Seit 43 Jahren leitet Apothekerin Gudrun Kindermann-Koll die Hirsch-Apotheke im niedersächsischen Wustrow. Die inzwischen 78-jährige Inhaberin will nun in den Ruhestand gehen – doch einen Nachfolger für die Landapotheke hat sie noch nicht gefunden.
Vor etwa drei Jahren begann Kindermann-Koll mit der Nachfolgersuche. Interessenten für die Offizin, die vor etwa 200 Jahren gegründet wurde, gab es auch. „Doch sie sind alle abgesprungen: Der Umsatz erschien den Interessenten nicht ausreichend, obwohl meine Familie und ich gut davon gelebt haben“, so die Apothekerin. Sie habe einen Jahresumsatz von etwas mehr als einer Million Euro.
Zudem beschäftigt sie eine PTA, einen PKA und eine Putzfrau. Allerdings kann sich Kindermann-Koll keinen zweiten Approbierten leisten. Darüber hinaus ist die Hirsch-Apotheke nicht barrierefrei – vor der Tür gibt es zwei Stufen. Unter Kindermann-Koll hatte die Offizin Bestandsschutz.
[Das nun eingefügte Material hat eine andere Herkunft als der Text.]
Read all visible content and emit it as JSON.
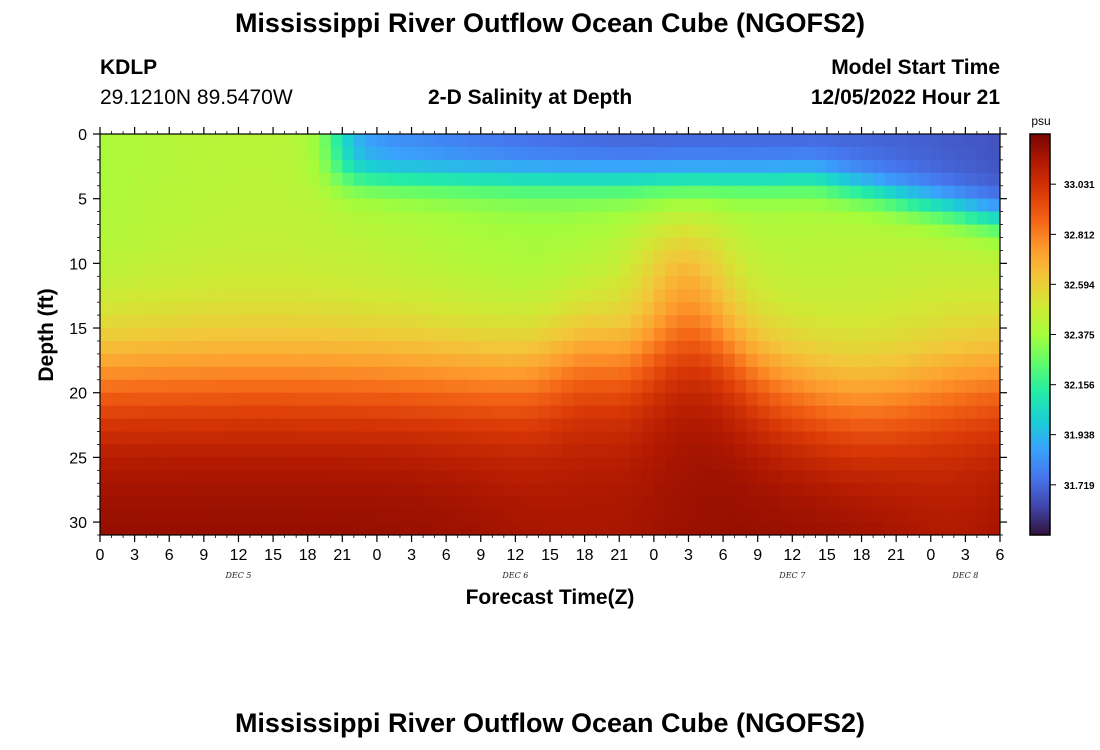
{
  "header": {
    "title": "Mississippi River Outflow Ocean Cube (NGOFS2)",
    "station": "KDLP",
    "coords": "29.1210N  89.5470W",
    "plot_title": "2-D Salinity at Depth",
    "model_start_label": "Model Start Time",
    "model_start_value": "12/05/2022 Hour 21"
  },
  "footer": {
    "title": "Mississippi River Outflow Ocean Cube (NGOFS2)"
  },
  "chart_data": {
    "type": "heatmap",
    "title": "2-D Salinity at Depth",
    "xlabel": "Forecast Time(Z)",
    "ylabel": "Depth (ft)",
    "x_range_hours": [
      0,
      78
    ],
    "y_range_ft": [
      0,
      31
    ],
    "x_tick_hours": [
      0,
      3,
      6,
      9,
      12,
      15,
      18,
      21,
      24,
      27,
      30,
      33,
      36,
      39,
      42,
      45,
      48,
      51,
      54,
      57,
      60,
      63,
      66,
      69,
      72,
      75,
      78
    ],
    "x_tick_labels": [
      "0",
      "3",
      "6",
      "9",
      "12",
      "15",
      "18",
      "21",
      "0",
      "3",
      "6",
      "9",
      "12",
      "15",
      "18",
      "21",
      "0",
      "3",
      "6",
      "9",
      "12",
      "15",
      "18",
      "21",
      "0",
      "3",
      "6"
    ],
    "day_labels": [
      {
        "text": "DEC 5",
        "hour": 12
      },
      {
        "text": "DEC 6",
        "hour": 36
      },
      {
        "text": "DEC 7",
        "hour": 60
      },
      {
        "text": "DEC 8",
        "hour": 75
      }
    ],
    "y_ticks": [
      0,
      5,
      10,
      15,
      20,
      25,
      30
    ],
    "colorbar": {
      "unit": "psu",
      "min": 31.5,
      "max": 33.25,
      "tick_values": [
        33.031,
        32.812,
        32.594,
        32.375,
        32.156,
        31.938,
        31.719
      ],
      "tick_labels": [
        "33.031",
        "32.812",
        "32.594",
        "32.375",
        "32.156",
        "31.938",
        "31.719"
      ],
      "colors": [
        "#30123b",
        "#4145ab",
        "#4675ed",
        "#39a2fc",
        "#1bcfd4",
        "#24eca6",
        "#61fc6c",
        "#a4fc3b",
        "#d1e834",
        "#f3c63a",
        "#fe9b2d",
        "#f36315",
        "#d93806",
        "#b11901",
        "#7a0402"
      ]
    },
    "salinity_profile_psu": {
      "description_depth_ft": [
        0,
        5,
        10,
        15,
        20,
        25,
        30
      ],
      "freshwater_lens_hours": [
        19,
        78
      ]
    },
    "grid": false
  }
}
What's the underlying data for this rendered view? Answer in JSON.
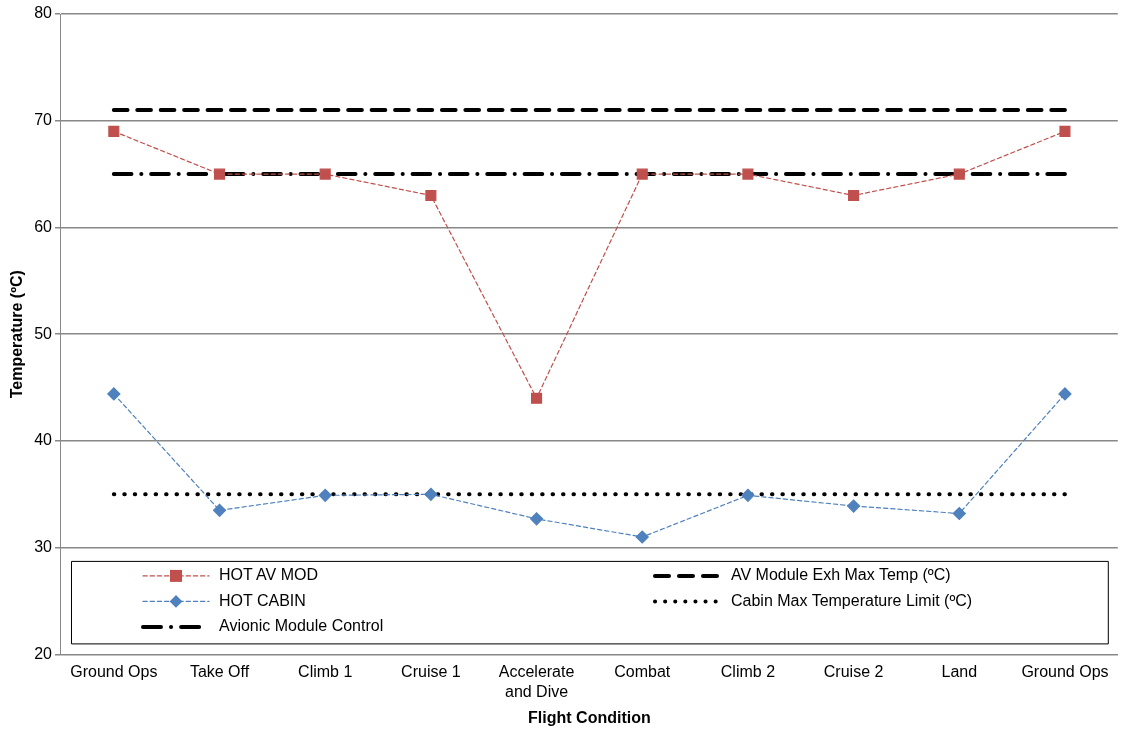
{
  "chart_data": {
    "type": "line",
    "xlabel": "Flight Condition",
    "ylabel": "Temperature (ºC)",
    "categories": [
      "Ground Ops",
      "Take Off",
      "Climb 1",
      "Cruise 1",
      "Accelerate and Dive",
      "Combat",
      "Climb 2",
      "Cruise 2",
      "Land",
      "Ground Ops"
    ],
    "ylim": [
      20,
      80
    ],
    "yticks": [
      20,
      30,
      40,
      50,
      60,
      70,
      80
    ],
    "grid": "y",
    "legend": "bottom",
    "series": [
      {
        "name": "HOT AV MOD",
        "color": "#c0504d",
        "marker": "square",
        "line_style": "dashed",
        "values": [
          69,
          65,
          65,
          63,
          44,
          65,
          65,
          63,
          65,
          69
        ]
      },
      {
        "name": "AV Module Exh Max Temp (ºC)",
        "color": "#000000",
        "marker": "none",
        "line_style": "dashed",
        "values": [
          71,
          71,
          71,
          71,
          71,
          71,
          71,
          71,
          71,
          71
        ]
      },
      {
        "name": "HOT CABIN",
        "color": "#4f81bd",
        "marker": "diamond",
        "line_style": "dashed",
        "values": [
          44.4,
          33.5,
          34.9,
          35,
          32.7,
          31,
          34.9,
          33.9,
          33.2,
          44.4
        ]
      },
      {
        "name": "Cabin Max Temperature Limit (ºC)",
        "color": "#000000",
        "marker": "none",
        "line_style": "dotted",
        "values": [
          35,
          35,
          35,
          35,
          35,
          35,
          35,
          35,
          35,
          35
        ]
      },
      {
        "name": "Avionic Module Control",
        "color": "#000000",
        "marker": "none",
        "line_style": "dashdot",
        "values": [
          65,
          65,
          65,
          65,
          65,
          65,
          65,
          65,
          65,
          65
        ]
      }
    ]
  }
}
Die Hirsch-Apotheke versorge fast ausschließlich Stammkunden, sagt die Inhaberin. Der Ort hat knapp 3000 Einwohner. Er liegt zwischen Lüchow und Salzwedel; beide Städte sind etwa zehn Kilometer entfernt. „Wer in der Stadt zum Arzt geht, löst sein Rezept natürlich manchmal gleich dort ein.“
In Wustrow gibt es zwei Allgemeinärzte. Einer habe erst vor kurzem einen Nachfolger gefunden: „Der Arzt hat familiäre Beziehungen ins Wendland und ist daher zurückgekommen.“ Die ländliche Gegend sei für viele ein Urlaubsziel. In Wustrow gibt es einen Reiterhof und Tennisanlagen. Außerdem hat der Ort einen Supermarkt, eine Grundschule und eine Post. „Für eine junge Familie ist die Region optimal.“ Eine Wohnung im Haus neben der Apotheke könne sie ihrem Nachfolger ebenfalls vermieten.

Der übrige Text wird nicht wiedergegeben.